In 1965, Dennis Akumu joined the Central Organization of Trade Unions of Kenya as a Deputy General Secretary. Akumu later became COTU (K)’s Secretary General from 1969 through 1975 and a founding Secretary General of the Organisation of African Trade Union Unity, OATUU based in Accra, Ghana in 1973.

== Politics ==
In 1957, a political alliance was spawned when he supported Tom Mboya's successful political campaign. As a result, they formed the People's Convention Party of Kenya for which he was the first Organizing Secretary and later became the Secretary General. His charisma, oratory and organizing skills were recognized by Mboya who was head of the Kenya Federation of Labor. In 1958, Mboya encouraged Akumu to accept the position of the General Secretary of the Mombasa Dock Workers' Union, a position he cherished and was rewarded for by being reelected four times to serve for ten years.

In 1960, Akumu won a seat and served as the first of the four Africans in the Mombasa City Council for two years. While attending the All African People’s conference in Tunisia in 1960, due to the polarizing positions at Lancaster House constitutional conference he was airlifted from the Tunisia meeting to London to serve as the so called a “backroom man” to help reach compromise on the type of constitution Kenya would adopt.
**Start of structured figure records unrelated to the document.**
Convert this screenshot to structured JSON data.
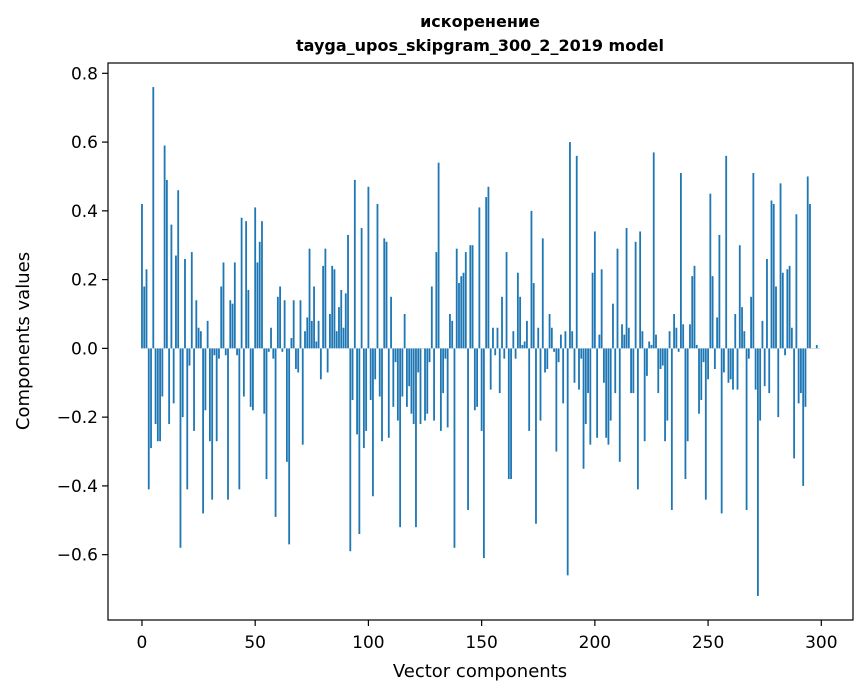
{
  "chart_data": {
    "type": "bar",
    "title": "искоренение",
    "subtitle": "tayga_upos_skipgram_300_2_2019 model",
    "xlabel": "Vector components",
    "ylabel": "Components values",
    "xlim": [
      -15,
      314
    ],
    "ylim": [
      -0.79,
      0.83
    ],
    "xticks": [
      0,
      50,
      100,
      150,
      200,
      250,
      300
    ],
    "yticks": [
      -0.6,
      -0.4,
      -0.2,
      0.0,
      0.2,
      0.4,
      0.6,
      0.8
    ],
    "xtick_labels": [
      "0",
      "50",
      "100",
      "150",
      "200",
      "250",
      "300"
    ],
    "ytick_labels": [
      "−0.6",
      "−0.4",
      "−0.2",
      "0.0",
      "0.2",
      "0.4",
      "0.6",
      "0.8"
    ],
    "grid": false,
    "color": "#1f77b4",
    "series": [
      {
        "values": [
          0.42,
          0.18,
          0.23,
          -0.41,
          -0.29,
          0.76,
          -0.22,
          -0.27,
          -0.27,
          -0.14,
          0.59,
          0.49,
          -0.22,
          0.36,
          -0.16,
          0.27,
          0.46,
          -0.58,
          -0.2,
          0.26,
          -0.41,
          -0.05,
          0.28,
          -0.24,
          0.14,
          0.06,
          0.05,
          -0.48,
          -0.18,
          0.08,
          -0.27,
          -0.44,
          -0.02,
          -0.27,
          -0.03,
          0.18,
          0.25,
          -0.02,
          -0.44,
          0.14,
          0.13,
          0.25,
          -0.02,
          -0.41,
          0.38,
          -0.14,
          0.37,
          0.17,
          -0.17,
          -0.18,
          0.41,
          0.25,
          0.31,
          0.37,
          -0.19,
          -0.38,
          -0.01,
          0.06,
          -0.03,
          -0.49,
          0.15,
          0.18,
          -0.01,
          0.14,
          -0.33,
          -0.57,
          0.03,
          0.14,
          -0.06,
          -0.07,
          0.14,
          -0.28,
          0.05,
          0.09,
          0.29,
          0.08,
          0.18,
          0.02,
          0.08,
          -0.09,
          0.24,
          0.29,
          -0.07,
          0.1,
          0.24,
          0.23,
          0.05,
          0.12,
          0.17,
          0.06,
          0.16,
          0.33,
          -0.59,
          -0.15,
          0.49,
          -0.25,
          -0.54,
          0.35,
          -0.29,
          -0.24,
          0.47,
          -0.15,
          -0.43,
          -0.09,
          0.42,
          -0.14,
          -0.27,
          0.32,
          0.31,
          -0.26,
          0.15,
          -0.17,
          -0.04,
          -0.21,
          -0.52,
          -0.14,
          0.1,
          -0.17,
          -0.11,
          -0.19,
          -0.22,
          -0.52,
          -0.07,
          -0.22,
          0.0,
          -0.21,
          -0.19,
          -0.04,
          0.18,
          -0.21,
          0.28,
          0.54,
          -0.24,
          -0.13,
          -0.03,
          -0.23,
          0.1,
          0.08,
          -0.58,
          0.29,
          0.19,
          0.21,
          0.22,
          0.28,
          -0.47,
          0.3,
          0.3,
          -0.18,
          -0.17,
          0.41,
          -0.24,
          -0.61,
          0.44,
          0.47,
          -0.12,
          0.06,
          -0.02,
          0.06,
          -0.13,
          0.15,
          -0.03,
          0.28,
          -0.38,
          -0.38,
          0.05,
          -0.03,
          0.22,
          0.15,
          0.01,
          0.02,
          0.08,
          -0.24,
          0.4,
          0.19,
          -0.51,
          0.06,
          -0.21,
          0.32,
          -0.07,
          -0.06,
          0.1,
          0.06,
          -0.01,
          -0.3,
          -0.04,
          0.04,
          -0.16,
          0.05,
          -0.66,
          0.6,
          0.05,
          -0.1,
          0.56,
          -0.12,
          -0.03,
          -0.35,
          -0.22,
          -0.13,
          -0.28,
          0.22,
          0.34,
          -0.26,
          0.04,
          0.23,
          -0.1,
          -0.26,
          -0.28,
          -0.21,
          0.13,
          -0.13,
          0.29,
          -0.33,
          0.07,
          0.04,
          0.35,
          0.06,
          -0.13,
          -0.13,
          0.31,
          -0.41,
          0.34,
          0.05,
          -0.27,
          -0.08,
          0.02,
          0.01,
          0.57,
          0.04,
          -0.13,
          -0.06,
          -0.05,
          -0.27,
          -0.21,
          0.05,
          -0.47,
          0.1,
          0.06,
          -0.01,
          0.51,
          0.07,
          -0.38,
          -0.27,
          0.07,
          0.21,
          0.24,
          0.01,
          -0.19,
          -0.15,
          -0.04,
          -0.44,
          -0.09,
          0.45,
          0.21,
          -0.06,
          0.09,
          0.33,
          -0.48,
          -0.07,
          0.56,
          -0.1,
          -0.09,
          -0.12,
          0.1,
          -0.12,
          0.3,
          0.12,
          0.05,
          -0.47,
          -0.03,
          0.15,
          0.51,
          -0.12,
          -0.72,
          -0.21,
          0.08,
          -0.11,
          0.26,
          -0.13,
          0.43,
          0.42,
          0.18,
          -0.2,
          0.48,
          0.22,
          -0.02,
          0.23,
          0.24,
          0.06,
          -0.32,
          0.39,
          -0.16,
          -0.13,
          -0.4,
          -0.17,
          0.5,
          0.42,
          0.0,
          0.0,
          0.01,
          0.0
        ]
      }
    ]
  }
}
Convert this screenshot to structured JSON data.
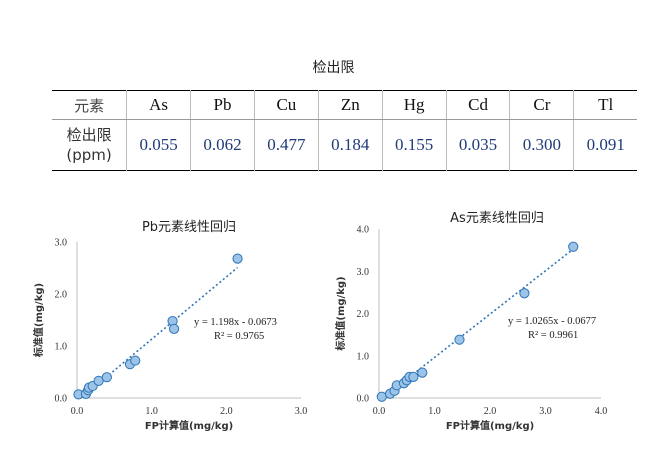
{
  "page_title": "检出限",
  "table": {
    "header_label": "元素",
    "elements": [
      "As",
      "Pb",
      "Cu",
      "Zn",
      "Hg",
      "Cd",
      "Cr",
      "Tl"
    ],
    "row_label_line1": "检出限",
    "row_label_line2": "(ppm)",
    "values": [
      "0.055",
      "0.062",
      "0.477",
      "0.184",
      "0.155",
      "0.035",
      "0.300",
      "0.091"
    ]
  },
  "chart_data": [
    {
      "type": "scatter",
      "title": "Pb元素线性回归",
      "xlabel": "FP计算值(mg/kg)",
      "ylabel": "标准值(mg/kg)",
      "xlim": [
        0,
        3
      ],
      "ylim": [
        0,
        3
      ],
      "xticks": [
        "0.0",
        "1.0",
        "2.0",
        "3.0"
      ],
      "yticks": [
        "0.0",
        "1.0",
        "2.0",
        "3.0"
      ],
      "points": [
        [
          0.02,
          0.07
        ],
        [
          0.12,
          0.08
        ],
        [
          0.15,
          0.15
        ],
        [
          0.16,
          0.2
        ],
        [
          0.21,
          0.23
        ],
        [
          0.29,
          0.33
        ],
        [
          0.4,
          0.4
        ],
        [
          0.71,
          0.65
        ],
        [
          0.78,
          0.72
        ],
        [
          1.28,
          1.48
        ],
        [
          1.3,
          1.33
        ],
        [
          2.15,
          2.68
        ]
      ],
      "trendline": {
        "slope": 1.198,
        "intercept": -0.0673,
        "x_range": [
          0.15,
          2.15
        ]
      },
      "equation": "y = 1.198x - 0.0673",
      "r2": "R² = 0.9765",
      "marker_color": "#9cc3e8",
      "edge_color": "#2f75b5",
      "line_color": "#2f75b5"
    },
    {
      "type": "scatter",
      "title": "As元素线性回归",
      "xlabel": "FP计算值(mg/kg)",
      "ylabel": "标准值(mg/kg)",
      "xlim": [
        0,
        4
      ],
      "ylim": [
        0,
        4
      ],
      "xticks": [
        "0.0",
        "1.0",
        "2.0",
        "3.0",
        "4.0"
      ],
      "yticks": [
        "0.0",
        "1.0",
        "2.0",
        "3.0",
        "4.0"
      ],
      "points": [
        [
          0.05,
          0.03
        ],
        [
          0.2,
          0.1
        ],
        [
          0.28,
          0.17
        ],
        [
          0.32,
          0.3
        ],
        [
          0.45,
          0.35
        ],
        [
          0.5,
          0.42
        ],
        [
          0.55,
          0.5
        ],
        [
          0.62,
          0.5
        ],
        [
          0.78,
          0.6
        ],
        [
          1.45,
          1.38
        ],
        [
          2.62,
          2.48
        ],
        [
          3.5,
          3.58
        ]
      ],
      "trendline": {
        "slope": 1.0265,
        "intercept": -0.0677,
        "x_range": [
          0.1,
          3.5
        ]
      },
      "equation": "y = 1.0265x - 0.0677",
      "r2": "R² = 0.9961",
      "marker_color": "#9cc3e8",
      "edge_color": "#2f75b5",
      "line_color": "#2f75b5"
    }
  ]
}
He was called to share his expertise, experience and make recommendations in 2001 at the Mombasa Workshop at a session with Lancaster House constitution Making veterans; in 2003 at the Plenary Proceedings, Presentation at Lancaster House held at the Bomas of Kenya; and as an Observer during the historic Constitution of Kenya Review Commission National Constitution conference in 2005.

Akumu was first detained by the Kenyatta government in 1966 for almost a year owing to his involvement in politics. In 1990, he was detained again, this time by the Moi government for a fortnight as a result of his passionate campaign and support for the return of multi-party democracy in Kenya under the Forum for Restoration of Democracy (FORD) banner.

In 1969, he was elected Member of Parliament for Nyakach constituency under the one party system of the Kenya African National Union (KANU) and served until 1973. He was again elected the Member of Parliament for the same constituency in 1992-1997 on a FORD-Kenya ticket.

He was honored to represent the people of Nyakach in Parliament and as Member of Parliament, he worked for and attained improvements for his constituents as is fondly remembered for improving roads, broadening access to piped water, ensuring better health services and facilitating access to higher education through his international networks to the United States, Europe, Asia and across Africa.

Akumu worked tirelessly to unite Africans, narrow ideological differences, restore African workers' dignity and resist forces of exploitation for Africa's independence. In the spirit of Pan-Africanism, he reached out to and built bridges in North America, Latin America and the Caribbeans. Among his many other achievements was his work in strengthening the anti-Apartheid movement and the fight for liberation for all Africans through the OAU and UN mechanisms. Akumu was instrumental in the reburial of President Kwame Nkrumah and the establishment of the WEB Dubois Center in Accra, Ghana.

== Death ==
Akumu was generally healthy most of his life. He was diagnosed with kidney complications in 2006. He sought medical attention in different medical facilities but unfortunately, his health deteriorated. After a decade-long struggle with kidney failure, he died on 18 August 2016 at the Aga Khan Hospital in Nairobi, age 82.